On ne sait quel plus vivace et plus sûr témoignage puisse subsister de ces lambeaux de vies oubliées que celui de Donald MacLeod, maçon de Rossal révolté qui, au milieu de soldats et leur chef à ses flancs, fut embarqué et comme des milliers d’autres écossais obligé de quitter le pays.
Ses épaisses et “glauques mémoires”¹ relatent abondamment et en détails affligeants tous ces terribles châtiments.
Tel ce vieillard de Rhimsdale, atteint d’un de ces maux rongeurs qui ne pardonnent pas, que son fils de retour de funérailles retrouva mains jointes et pieds nus sur la pierre, près des ruines fumantes de son habitation.
Ou encore cet homme de Grunmore qui dut réveiller sa femme lasse, ses deux filles malades dormant et parcourir plus de vingt-cinq miles en les portant, sans autre but précis que de fuir un embrasement et de leur retrouver un abri de fortune.
Quant à Margaret MacKay, centenaire du hameau de Ceann-na-Coille, elle gisait sur sa couche de paille, comptant, abattue et les mains sur son cœur, les grains de son chapelet lorsque la troupe des incendiaires dans son logis est entrée.
L’écœurante chaleur gorgeait déjà la chambre étroite, lorsque sur une civière en urgence des voisins l’ont évacuée.
À l’extérieur on entendit Sellar s’exclamer: “Damn her, the old bitch, she has lived too long, let her burn!”.²
Cinq jours plus tard, elle était décédée.
Ce dernier forfait valut à Patrick d’être temporairement emprisonné et rapidement jugé mais il fut bien sûr acquitté et, une fois libéré, ne manqua pas de se venger en reprenant de plus belle sa politique de terre brûlée.
¹ “Gloomy Memories” est un ouvrage rédigé par Donald MacLeod et qui répertorie de façon quasi-exhaustive les atrocités commises par Sellar et ses hommes. On peut le trouver gratuitement en ligne sur archive.org mais il a également été réédité en 2018 par Franklin Classics.
² “Maudite soit cette vieille p…, elle a vécu trop longtemps, qu’elle brûle!” – La citation est véridique et de notoriété publique.

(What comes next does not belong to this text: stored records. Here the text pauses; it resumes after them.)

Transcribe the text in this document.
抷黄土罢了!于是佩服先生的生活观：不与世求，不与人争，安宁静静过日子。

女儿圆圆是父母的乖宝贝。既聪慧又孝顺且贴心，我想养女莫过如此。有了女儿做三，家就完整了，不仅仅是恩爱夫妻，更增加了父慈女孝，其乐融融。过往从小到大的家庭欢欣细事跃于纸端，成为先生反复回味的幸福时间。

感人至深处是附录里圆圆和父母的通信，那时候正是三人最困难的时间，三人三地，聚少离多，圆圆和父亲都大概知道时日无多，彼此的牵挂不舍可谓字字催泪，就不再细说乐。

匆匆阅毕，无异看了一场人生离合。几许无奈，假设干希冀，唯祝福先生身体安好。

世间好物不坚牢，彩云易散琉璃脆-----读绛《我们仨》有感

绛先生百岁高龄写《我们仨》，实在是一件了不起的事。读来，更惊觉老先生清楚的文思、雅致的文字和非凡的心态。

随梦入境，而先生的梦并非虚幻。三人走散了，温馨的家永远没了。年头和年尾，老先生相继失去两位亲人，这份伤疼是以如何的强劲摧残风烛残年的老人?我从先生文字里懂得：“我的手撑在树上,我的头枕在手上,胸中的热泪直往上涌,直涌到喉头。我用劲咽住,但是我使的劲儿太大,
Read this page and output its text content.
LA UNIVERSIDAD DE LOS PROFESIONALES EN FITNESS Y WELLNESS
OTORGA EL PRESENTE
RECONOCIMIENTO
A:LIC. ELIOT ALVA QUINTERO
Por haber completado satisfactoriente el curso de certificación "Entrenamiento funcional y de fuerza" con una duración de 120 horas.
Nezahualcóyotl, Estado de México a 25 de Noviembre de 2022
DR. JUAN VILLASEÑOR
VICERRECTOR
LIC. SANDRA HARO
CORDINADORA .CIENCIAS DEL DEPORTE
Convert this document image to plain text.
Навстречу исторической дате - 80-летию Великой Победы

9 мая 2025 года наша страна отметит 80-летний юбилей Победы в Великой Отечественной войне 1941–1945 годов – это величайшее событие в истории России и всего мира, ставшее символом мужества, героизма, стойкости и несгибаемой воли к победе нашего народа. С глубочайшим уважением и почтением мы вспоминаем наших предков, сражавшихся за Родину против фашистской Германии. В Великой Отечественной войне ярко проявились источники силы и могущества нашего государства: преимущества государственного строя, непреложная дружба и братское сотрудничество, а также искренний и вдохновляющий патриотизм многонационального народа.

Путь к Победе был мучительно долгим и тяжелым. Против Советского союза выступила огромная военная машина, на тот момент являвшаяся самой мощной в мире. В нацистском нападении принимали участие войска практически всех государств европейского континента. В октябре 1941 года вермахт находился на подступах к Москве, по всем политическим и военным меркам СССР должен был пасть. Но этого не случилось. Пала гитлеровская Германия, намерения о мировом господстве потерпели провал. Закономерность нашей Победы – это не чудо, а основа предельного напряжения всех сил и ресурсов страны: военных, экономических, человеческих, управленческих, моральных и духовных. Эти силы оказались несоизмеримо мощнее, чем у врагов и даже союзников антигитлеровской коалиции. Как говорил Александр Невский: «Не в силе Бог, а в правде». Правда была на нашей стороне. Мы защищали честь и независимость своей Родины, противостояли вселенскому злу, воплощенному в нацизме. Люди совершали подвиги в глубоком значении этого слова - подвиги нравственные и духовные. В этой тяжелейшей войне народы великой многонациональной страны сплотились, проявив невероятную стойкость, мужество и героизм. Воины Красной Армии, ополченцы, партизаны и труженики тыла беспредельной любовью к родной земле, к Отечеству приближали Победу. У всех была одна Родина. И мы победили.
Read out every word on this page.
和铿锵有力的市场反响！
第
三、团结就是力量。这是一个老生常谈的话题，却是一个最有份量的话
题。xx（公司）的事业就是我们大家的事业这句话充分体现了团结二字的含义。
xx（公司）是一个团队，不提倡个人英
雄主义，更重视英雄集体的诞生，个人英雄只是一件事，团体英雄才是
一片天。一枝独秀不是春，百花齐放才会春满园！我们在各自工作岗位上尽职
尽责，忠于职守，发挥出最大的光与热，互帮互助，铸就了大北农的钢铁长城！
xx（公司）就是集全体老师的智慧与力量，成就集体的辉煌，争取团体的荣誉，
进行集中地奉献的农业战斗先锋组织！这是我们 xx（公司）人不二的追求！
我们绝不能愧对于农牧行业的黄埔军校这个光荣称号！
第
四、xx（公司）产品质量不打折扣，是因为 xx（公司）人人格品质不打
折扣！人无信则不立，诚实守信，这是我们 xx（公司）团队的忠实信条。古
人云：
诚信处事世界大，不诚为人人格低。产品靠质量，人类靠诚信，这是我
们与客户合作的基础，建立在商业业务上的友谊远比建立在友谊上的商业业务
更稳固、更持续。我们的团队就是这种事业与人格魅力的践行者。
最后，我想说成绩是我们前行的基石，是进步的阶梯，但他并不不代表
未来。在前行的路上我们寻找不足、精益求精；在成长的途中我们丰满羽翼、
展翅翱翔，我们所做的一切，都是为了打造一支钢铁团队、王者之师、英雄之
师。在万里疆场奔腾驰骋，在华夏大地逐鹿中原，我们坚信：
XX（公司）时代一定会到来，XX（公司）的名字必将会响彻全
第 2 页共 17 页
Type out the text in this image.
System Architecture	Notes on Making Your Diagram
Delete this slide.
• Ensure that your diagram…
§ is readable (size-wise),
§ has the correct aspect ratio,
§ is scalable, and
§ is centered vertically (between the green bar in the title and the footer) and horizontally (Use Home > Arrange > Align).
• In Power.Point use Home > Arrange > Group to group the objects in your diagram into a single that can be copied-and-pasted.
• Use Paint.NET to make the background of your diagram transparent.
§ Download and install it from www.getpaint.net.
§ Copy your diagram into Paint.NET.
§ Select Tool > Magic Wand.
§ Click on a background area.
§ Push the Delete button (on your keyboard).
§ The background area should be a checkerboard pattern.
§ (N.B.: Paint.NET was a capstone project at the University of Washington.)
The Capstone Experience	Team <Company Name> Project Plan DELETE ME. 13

Je trouve que chaque partie est extrêmement bien rendue. C’est une histoire terrifiante d’autant plus qu’elle est vraie. Je salue toutes ces contraintes en gras que vous avez chaque fois habilement utilisées!
Merci, Ma Pie. Oui, je dois avouer que je me “sors un peu les tripes” avec cette série de textes, mais il fallait que je me libère de ce poids historique que je ne connais que trop bien. J’ai énormément lu sur le sujet et même donné quelques conférences. Je prépare un ouvrage dans un futur proche.
Votre écriture est à a hauteur de ce récit poignant
Merci, Mélanie, pour ce sixième volet, j’ai vraiment peiné, d’autant plus qu’il fallait que je sélectionne parmi tous les exemples dont je disposais et fasse avec quelques contraintes. Cela n’a pas été facile et je n’en suis pas encore tout-à-fait satisfaite.
C’était en mémoire de Donald MacLeod, maçon de son état, premier résistant.